Befriedigt lässt er sich in die Polster seines Stuhles zurücksinken, während er genüsslich immer mal wieder an seinem Kaffee nippt.
„Wie ich sehe, hat es dir geschmeckt“, wird er von der Seite angesprochen. Mika steht grinsend neben ihm, ein Handy in der Hand.
„Darf ich?“, fragt er höflich, während er auf den gegenüberliegenden Stuhl deutet.
„Natürlich“, antwortet Luca schnell und setzt sich gerade hin.
Während er sich niederlässt, wählt der Kellner bereits. Einen Moment lang lauscht er. Dann zieht ein breites Grinsen über sein Gesicht.
„Ich bin’s … Mika. Hi, Jackson. Hab‘ ich dich geweckt?“
Gemurmel auf der anderen Seite. Mika verzieht feixend das Gesicht.
„Du fauler Sack. Wir haben fast Mittag und du liegst immer noch in den Federn … ach so … die Muse hat dich gestern Nacht geküsst. So so, besagte Muse würde ich gerne mal kennenlernen. War wahrscheinlich wohl eher Abs, der dich geküsst hat.“, ärgert er die Stimme am anderen Ende und lacht fröhlich.
„Hör‘ mal“, unterbricht der den lautstarken Protest, der auch für Luca gut zu hören ist. „Ist dein Zimmer noch frei? Ich hab‘ hier jemanden, der Interesse hätte, es zu mieten … Ja? … Super!“
Er zeigt Luca einen erhobenen Daumen.
„Wieviel willst du dafür? … Wie, ist mir egal?! Du musst doch eine Vorstellung davon haben, was du an Miete haben willst.“
Jetzt nickt Mika ergeben und verzieht dabei den Mund. „Ja, ja, ist ja schon gut. Ich weiß, du MUSST überhaupt nichts. Dann solltest du vielleicht besser direkt mit …“
Jetzt blickt er fragend über den Tisch.
„Luca“, souffliert dieser leise.
„… ihm reden; Luca heißt er. Er kommt gleich mal vorbei, okay? Gut. Nichts zu danken. Ciao.“
Immer noch lachend drückt der Blonde das Gespräch weg. „Ich schreibe dir die Adresse auf. Ist aber leicht zu finden. Zwei Querstraßen weiter. Das Haus liegt in einer ruhigen Seitenstraße. Wenn du ein paar Meter an der Hausnummer vorbei fährst, siehst du einen kleinen Parkplatz. Da ist meistens was frei.“
Zufrieden lehnt sich Luca zurück. „Das hört sich toll an, Mika. Und entschuldige, dass ich mich bei dir noch nicht richtig vorgestellt habe. Luca Denero.“ Er hält Mika seine rechte Hand entgegen.

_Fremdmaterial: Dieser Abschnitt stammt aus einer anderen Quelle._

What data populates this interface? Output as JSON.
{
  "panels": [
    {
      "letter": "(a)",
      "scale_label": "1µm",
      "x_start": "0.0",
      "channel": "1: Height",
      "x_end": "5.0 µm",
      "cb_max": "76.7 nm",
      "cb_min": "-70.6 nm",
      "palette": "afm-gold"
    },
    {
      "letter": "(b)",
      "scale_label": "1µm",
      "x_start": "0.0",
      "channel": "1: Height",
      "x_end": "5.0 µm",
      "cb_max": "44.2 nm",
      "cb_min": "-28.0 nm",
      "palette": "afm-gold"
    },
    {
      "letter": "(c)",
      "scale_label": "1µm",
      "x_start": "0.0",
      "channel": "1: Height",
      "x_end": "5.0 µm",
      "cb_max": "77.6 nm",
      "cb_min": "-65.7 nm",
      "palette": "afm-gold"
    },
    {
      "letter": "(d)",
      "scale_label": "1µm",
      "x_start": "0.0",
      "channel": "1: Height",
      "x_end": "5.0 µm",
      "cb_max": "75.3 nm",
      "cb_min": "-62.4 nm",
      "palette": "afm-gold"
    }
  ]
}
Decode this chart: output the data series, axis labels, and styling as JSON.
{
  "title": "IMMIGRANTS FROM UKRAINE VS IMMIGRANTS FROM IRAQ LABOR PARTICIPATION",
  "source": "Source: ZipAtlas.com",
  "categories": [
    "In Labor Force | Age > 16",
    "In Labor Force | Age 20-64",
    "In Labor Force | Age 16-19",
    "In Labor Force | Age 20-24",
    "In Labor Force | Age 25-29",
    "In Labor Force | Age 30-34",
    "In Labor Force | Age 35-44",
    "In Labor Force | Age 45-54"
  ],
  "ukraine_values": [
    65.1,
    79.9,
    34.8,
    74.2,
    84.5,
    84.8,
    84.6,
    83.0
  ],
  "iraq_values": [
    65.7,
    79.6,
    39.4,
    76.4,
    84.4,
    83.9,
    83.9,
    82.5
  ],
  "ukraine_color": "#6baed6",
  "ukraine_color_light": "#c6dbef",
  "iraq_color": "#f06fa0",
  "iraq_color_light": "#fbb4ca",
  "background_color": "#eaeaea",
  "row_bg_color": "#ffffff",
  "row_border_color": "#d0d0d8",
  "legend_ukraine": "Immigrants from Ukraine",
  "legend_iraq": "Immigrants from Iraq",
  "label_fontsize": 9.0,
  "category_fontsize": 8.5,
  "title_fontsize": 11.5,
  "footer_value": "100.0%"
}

„Mika Sundberg“, erwidert dieser, während er sie ihm lächelnd schüttelt.
Nachdem er gezahlt hat, verlässt Luca leise summend das Café. Er hat ein wirklich gutes Gefühl bei der Sache. Loewenherz wird vorerst sein neuer Unterschlupf. Gemächlich schlendert er zu seinem Auto.
Mika blickt ihm eine Weile hinterher, während er gedankenverloren mit dem Daumen seiner linken Hand über die rechte Handinnenfläche reibt. Es kribbelt ihn da irgendwie.